One of the most appealing things about these confetti cookies is that you can get creative with the jimmie sprinkles you use. I love a chance to create a color combo for anything. Cookies, bathroom towels, front porch flower pots, eyeshadow. I want everything to be bright and loud. (currently writing this while sitting on a peacock blue couch).
My local grocery store down the street sells pack of sprinkles in their bakery. I always keep an eye out for a fun color combo. The one in these pictures is just my speed. Although I don’t love the black sprinkles. But I will let it slide. It would be fun to do different shades of green for St. Patrick’s Day or of course red, white and blue for the 4th of July. These are great cookies for a party or holiday.
Notes on preparation
- I would stick only with jimmie sprinkles.

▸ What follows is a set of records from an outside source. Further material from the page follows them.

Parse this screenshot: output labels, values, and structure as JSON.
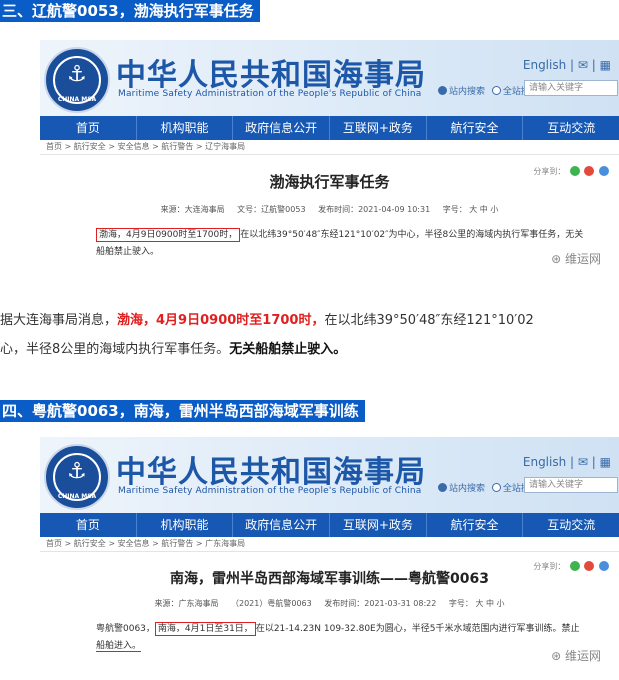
{
  "section3": {
    "title": "三、辽航警0053，渤海执行军事任务",
    "screenshot": {
      "site_cn": "中华人民共和国海事局",
      "site_en": "Maritime Safety Administration of the People's Republic of China",
      "logo_text": "CHINA MSA",
      "lang": "English",
      "radio_site": "站内搜索",
      "radio_all": "全站搜索",
      "search_placeholder": "请输入关键字",
      "nav": [
        "首页",
        "机构职能",
        "政府信息公开",
        "互联网+政务",
        "航行安全",
        "互动交流"
      ],
      "breadcrumb": "首页 > 航行安全 > 安全信息 > 航行警告 > 辽宁海事局",
      "share_label": "分享到：",
      "article_title": "渤海执行军事任务",
      "source": "来源：大连海事局",
      "doc_no": "文号：辽航警0053",
      "publish_time": "发布时间：2021-04-09 10:31",
      "font_size": "字号：  大   中   小",
      "body_highlight": "渤海，4月9日0900时至1700时，",
      "body_rest": "在以北纬39°50′48″东经121°10′02″为中心，半径8公里的海域内执行军事任务，无关",
      "body_line2": "船舶禁止驶入。",
      "watermark": "维运网"
    },
    "para_lead": "据大连海事局消息，",
    "para_red": "渤海，4月9日0900时至1700时，",
    "para_rest": "在以北纬39°50′48″东经121°10′02",
    "para_line2_a": "心，半径8公里的海域内执行军事任务。",
    "para_line2_bold": "无关船舶禁止驶入。"
  },
  "section4": {
    "title": "四、粤航警0063，南海，雷州半岛西部海域军事训练",
    "screenshot": {
      "site_cn": "中华人民共和国海事局",
      "site_en": "Maritime Safety Administration of the People's Republic of China",
      "logo_text": "CHINA MSA",
      "lang": "English",
      "radio_site": "站内搜索",
      "radio_all": "全站搜索",
      "search_placeholder": "请输入关键字",
      "nav": [
        "首页",
        "机构职能",
        "政府信息公开",
        "互联网+政务",
        "航行安全",
        "互动交流"
      ],
      "breadcrumb": "首页 > 航行安全 > 安全信息 > 航行警告 > 广东海事局",
      "share_label": "分享到：",
      "article_title": "南海，雷州半岛西部海域军事训练——粤航警0063",
      "source": "来源：广东海事局",
      "doc_no": "（2021）粤航警0063",
      "publish_time": "发布时间：2021-03-31 08:22",
      "font_size": "字号：  大   中   小",
      "body_lead": "粤航警0063，",
      "body_highlight": "南海，4月1日至31日，",
      "body_rest": "在以21-14.23N 109-32.80E为圆心，半径5千米水域范围内进行军事训练。禁止",
      "body_line2": "船舶进入。",
      "watermark": "维运网"
    }
  },
  "colors": {
    "title_bar": "#0a5cc7",
    "highlight": "#e02020",
    "nav": "#1658b3",
    "brand_text": "#1d57a8"
  }
}
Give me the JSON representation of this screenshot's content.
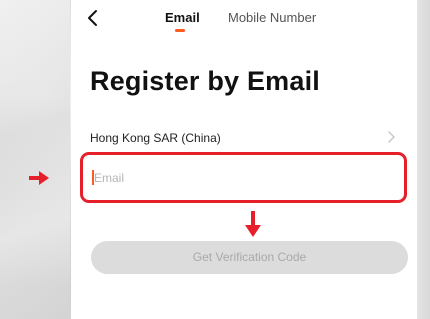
{
  "header": {
    "back_icon": "chevron-left-icon",
    "tabs": [
      {
        "label": "Email",
        "active": true
      },
      {
        "label": "Mobile Number",
        "active": false
      }
    ],
    "active_color": "#ff5a24"
  },
  "page": {
    "title": "Register by Email"
  },
  "region": {
    "label": "Hong Kong SAR (China)",
    "chevron_icon": "chevron-right-icon"
  },
  "email_field": {
    "placeholder": "Email",
    "value": ""
  },
  "verify_button": {
    "label": "Get Verification Code",
    "enabled": false
  },
  "annotations": {
    "highlight_color": "#e5202a",
    "arrow_right_icon": "arrow-right-icon",
    "arrow_down_icon": "arrow-down-icon"
  }
}
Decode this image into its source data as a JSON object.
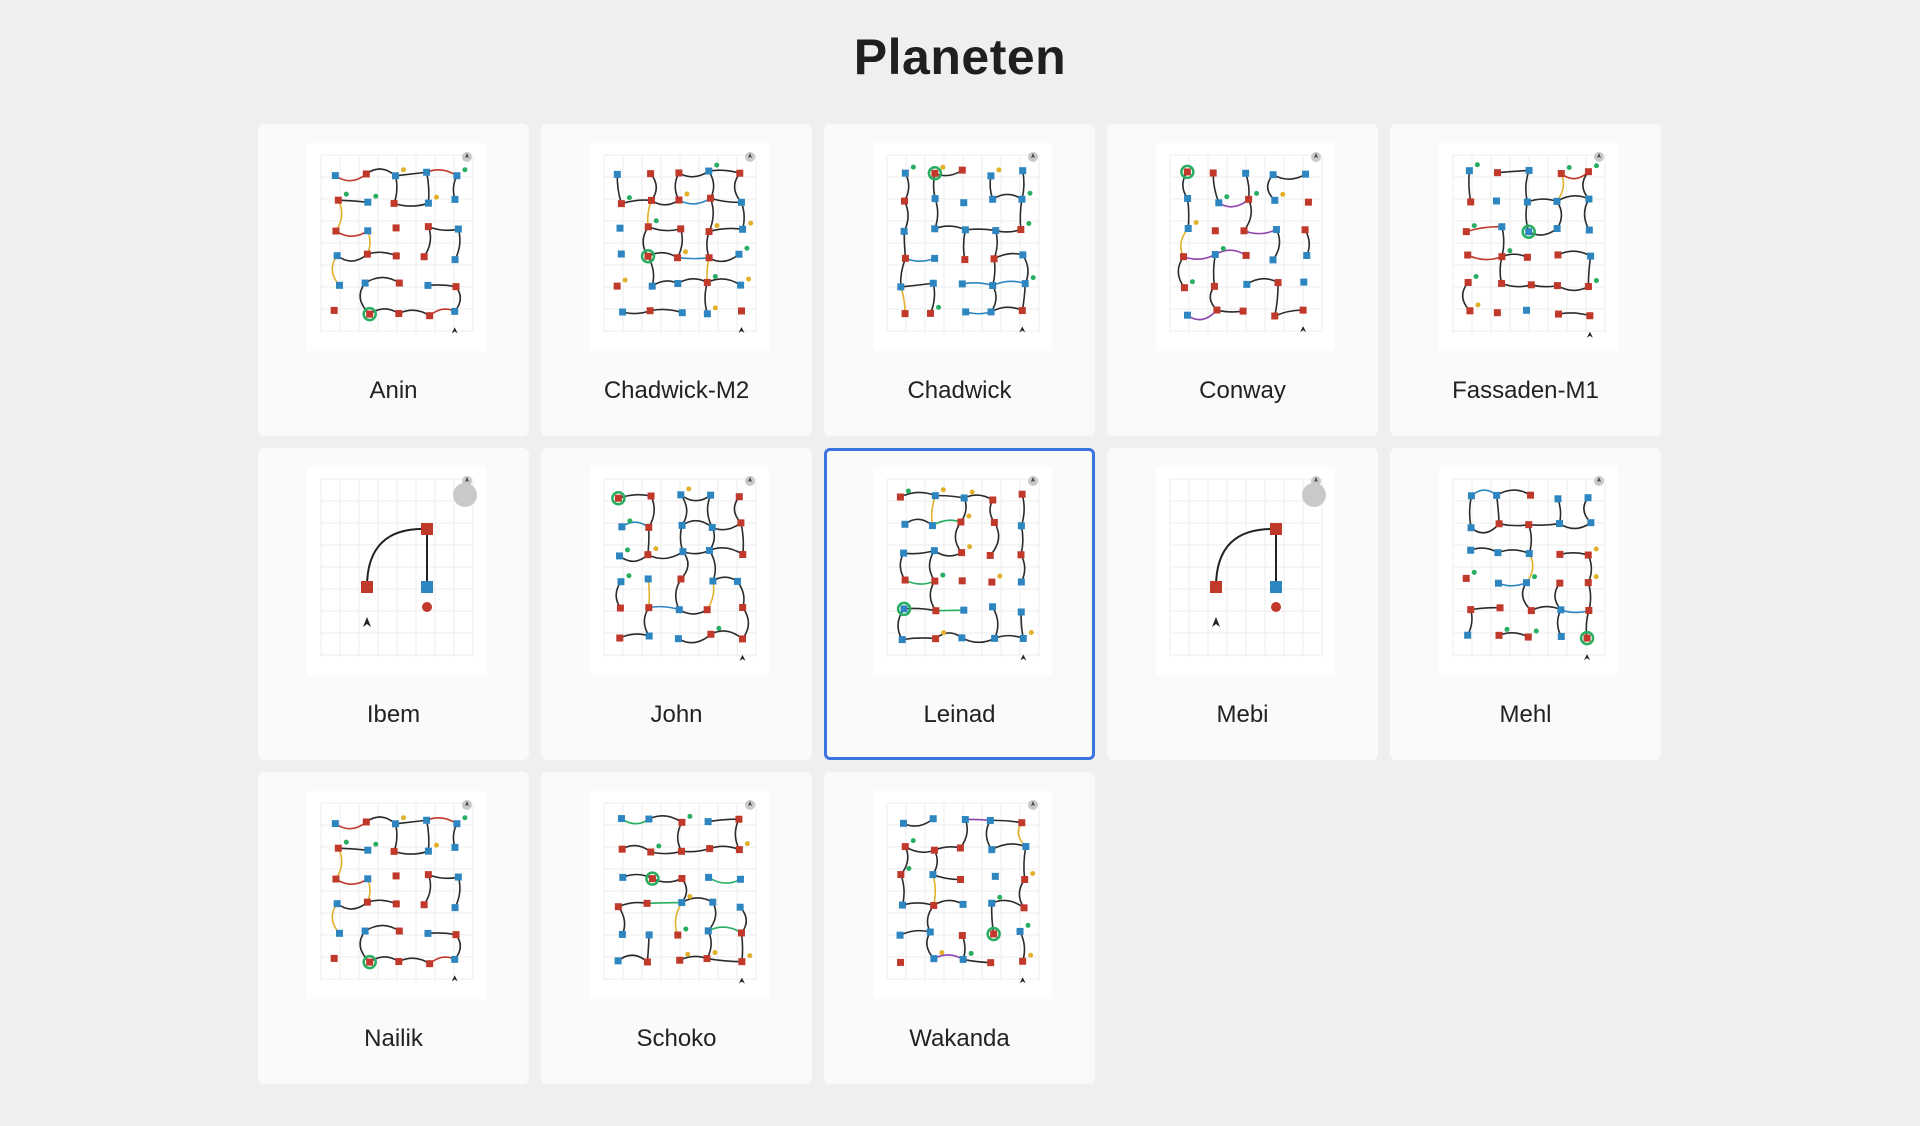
{
  "page": {
    "title": "Planeten"
  },
  "planets": [
    {
      "name": "Anin",
      "selected": false,
      "variant": 0,
      "accent": "#c0392b"
    },
    {
      "name": "Chadwick-M2",
      "selected": false,
      "variant": 1,
      "accent": "#2e86c1"
    },
    {
      "name": "Chadwick",
      "selected": false,
      "variant": 2,
      "accent": "#2e86c1"
    },
    {
      "name": "Conway",
      "selected": false,
      "variant": 3,
      "accent": "#8e44ad"
    },
    {
      "name": "Fassaden-M1",
      "selected": false,
      "variant": 4,
      "accent": "#c0392b"
    },
    {
      "name": "Ibem",
      "selected": false,
      "variant": 5,
      "accent": "#c0392b"
    },
    {
      "name": "John",
      "selected": false,
      "variant": 6,
      "accent": "#2e86c1"
    },
    {
      "name": "Leinad",
      "selected": true,
      "variant": 7,
      "accent": "#27ae60"
    },
    {
      "name": "Mebi",
      "selected": false,
      "variant": 5,
      "accent": "#c0392b"
    },
    {
      "name": "Mehl",
      "selected": false,
      "variant": 8,
      "accent": "#2e86c1"
    },
    {
      "name": "Nailik",
      "selected": false,
      "variant": 0,
      "accent": "#c0392b"
    },
    {
      "name": "Schoko",
      "selected": false,
      "variant": 9,
      "accent": "#27ae60"
    },
    {
      "name": "Wakanda",
      "selected": false,
      "variant": 10,
      "accent": "#8e44ad"
    }
  ]
}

They are soft and add just the right amount of texture to the cookies. I wouldn’t use nonpareils, dragees or quins. They aren’t pleasant to chomp down on. Here is a link to an awesome guide to sprinkles (yes, a guide actually exists).
- When it comes to mixing in the jimmies, do so gingerly. The more they break down, the more they will color the dough. So make sure they are just incorporated and then turn off the mixer.
- With any cookie, I recommend making the dough earlier, shaping it and then putting it in the fridge overnight or even for a couple of days. It’s just better.
- 2¾ cups all-purpose flour
- 1½ teaspoons cream of tartar
- 1 teaspoon baking soda
- 1 teaspoon salt
- ½ cup unsalted butter, softened
- ½ cup vegetable shortening
- 1½ cups granulated sugar
- 2 eggs
- 2 teaspoons pure vanilla extract
- 1 cup jimmie sprinkles
- Set oven to 350 degrees F. In a medium bowl, combine flour, cream of tartar, baking soda and salt. Whisk together well and set aside.
- In the bowl of a mixer fitted with the paddle attachment, add butter and shortening and mix until smooth. Add sugar and mix on medium speed for 3 minutes, until light and fluffy. Add eggs and vanilla extract. Mix well, being sure to scrape the side of the bowl with a rubber spatula. Add flour mixture and mix on medium speed. While mixing, pour in jimmie sprinkles.
- Portion the cookie dough onto a baking sheet in 2 inch balls, spacing them about 2 inches apart. Bake for 10-12 minutes, or until the edges are lightly browned. Transfer to a cooling rack and repeat with the remaining dough.